You are creating and utilizing these chemicals more quickly than your brain is equipped. As such, using this ingredient over a long period of time can ultimately wear down your nervous system (the system that transmits nerve impulses within your body) and lead to some pretty troubling permanent effects. Even short-term use, when the effects wear off, often leads to a kind of functionality and memory “crash”. As such, I strongly urge you as you move in your years not to fall victim to seeking a quick, temporary fix for the sake of a grade when you could instead gain real, permanent knowledge and understanding of a subject.

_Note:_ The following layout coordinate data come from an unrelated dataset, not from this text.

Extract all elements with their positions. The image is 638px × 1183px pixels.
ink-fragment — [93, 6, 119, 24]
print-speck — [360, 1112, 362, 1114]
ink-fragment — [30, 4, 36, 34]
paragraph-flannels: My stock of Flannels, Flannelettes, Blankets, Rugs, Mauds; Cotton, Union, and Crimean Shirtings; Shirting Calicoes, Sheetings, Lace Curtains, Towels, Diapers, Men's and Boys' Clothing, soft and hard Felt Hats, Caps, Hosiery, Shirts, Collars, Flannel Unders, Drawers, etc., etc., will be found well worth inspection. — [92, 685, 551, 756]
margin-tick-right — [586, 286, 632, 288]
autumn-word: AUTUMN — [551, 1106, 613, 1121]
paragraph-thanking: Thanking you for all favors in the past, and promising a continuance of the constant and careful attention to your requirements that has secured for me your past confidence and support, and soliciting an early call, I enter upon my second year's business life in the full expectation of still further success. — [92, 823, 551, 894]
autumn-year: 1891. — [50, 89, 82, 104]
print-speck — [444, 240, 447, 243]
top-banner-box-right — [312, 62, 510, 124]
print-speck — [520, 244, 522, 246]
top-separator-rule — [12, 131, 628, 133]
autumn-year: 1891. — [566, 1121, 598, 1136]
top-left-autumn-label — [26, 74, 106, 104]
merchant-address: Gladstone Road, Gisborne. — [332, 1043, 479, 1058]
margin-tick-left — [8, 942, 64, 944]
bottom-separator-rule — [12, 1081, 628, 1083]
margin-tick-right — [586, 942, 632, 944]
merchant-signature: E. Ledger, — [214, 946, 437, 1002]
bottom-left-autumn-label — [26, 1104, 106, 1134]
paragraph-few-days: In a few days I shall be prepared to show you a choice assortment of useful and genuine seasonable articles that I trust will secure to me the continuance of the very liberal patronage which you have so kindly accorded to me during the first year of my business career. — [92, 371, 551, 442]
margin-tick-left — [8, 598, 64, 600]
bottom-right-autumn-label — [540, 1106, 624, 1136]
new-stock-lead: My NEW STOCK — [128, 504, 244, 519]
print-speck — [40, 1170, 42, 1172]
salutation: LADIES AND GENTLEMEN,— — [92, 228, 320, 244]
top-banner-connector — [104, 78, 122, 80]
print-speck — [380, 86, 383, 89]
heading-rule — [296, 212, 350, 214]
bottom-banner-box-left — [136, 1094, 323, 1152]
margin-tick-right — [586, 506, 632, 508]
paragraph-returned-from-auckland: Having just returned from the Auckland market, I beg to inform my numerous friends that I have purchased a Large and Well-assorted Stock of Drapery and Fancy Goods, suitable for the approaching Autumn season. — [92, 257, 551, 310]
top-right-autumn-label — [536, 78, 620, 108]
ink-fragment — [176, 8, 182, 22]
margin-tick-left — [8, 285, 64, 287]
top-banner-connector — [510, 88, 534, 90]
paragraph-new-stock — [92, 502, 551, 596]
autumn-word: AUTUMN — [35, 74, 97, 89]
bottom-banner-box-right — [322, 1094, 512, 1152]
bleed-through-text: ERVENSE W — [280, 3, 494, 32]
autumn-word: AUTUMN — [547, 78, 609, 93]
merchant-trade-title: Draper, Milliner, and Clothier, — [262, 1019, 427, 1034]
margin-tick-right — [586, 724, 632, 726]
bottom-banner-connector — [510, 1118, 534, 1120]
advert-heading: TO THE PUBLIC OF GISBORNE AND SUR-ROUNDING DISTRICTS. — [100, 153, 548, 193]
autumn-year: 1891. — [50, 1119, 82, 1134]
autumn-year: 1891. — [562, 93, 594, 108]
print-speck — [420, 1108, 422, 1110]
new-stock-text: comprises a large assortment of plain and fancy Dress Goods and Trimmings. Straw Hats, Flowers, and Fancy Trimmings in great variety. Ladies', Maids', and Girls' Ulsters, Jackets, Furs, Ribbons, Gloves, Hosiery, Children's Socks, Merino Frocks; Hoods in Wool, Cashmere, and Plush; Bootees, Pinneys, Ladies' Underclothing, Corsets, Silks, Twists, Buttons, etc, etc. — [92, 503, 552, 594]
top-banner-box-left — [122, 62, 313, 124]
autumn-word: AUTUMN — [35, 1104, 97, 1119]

I suppose with that warning, I will let you go for the day to complete your quiz and answer the essay question. There is a lot more reading to be done about dragons, of course, but I just wanted to impart a few small, often overlooked details that I find fascinating about the ever-popular beasts.
For your essay this week, I would like you to consider the benefits, dangers, and ethical questions associated with researching dragon DNA to uncover the source of their great magical resistance. The essay should be at least 300 words, although you are allowed to submit it as a short story, presentation, video, or other method if you choose.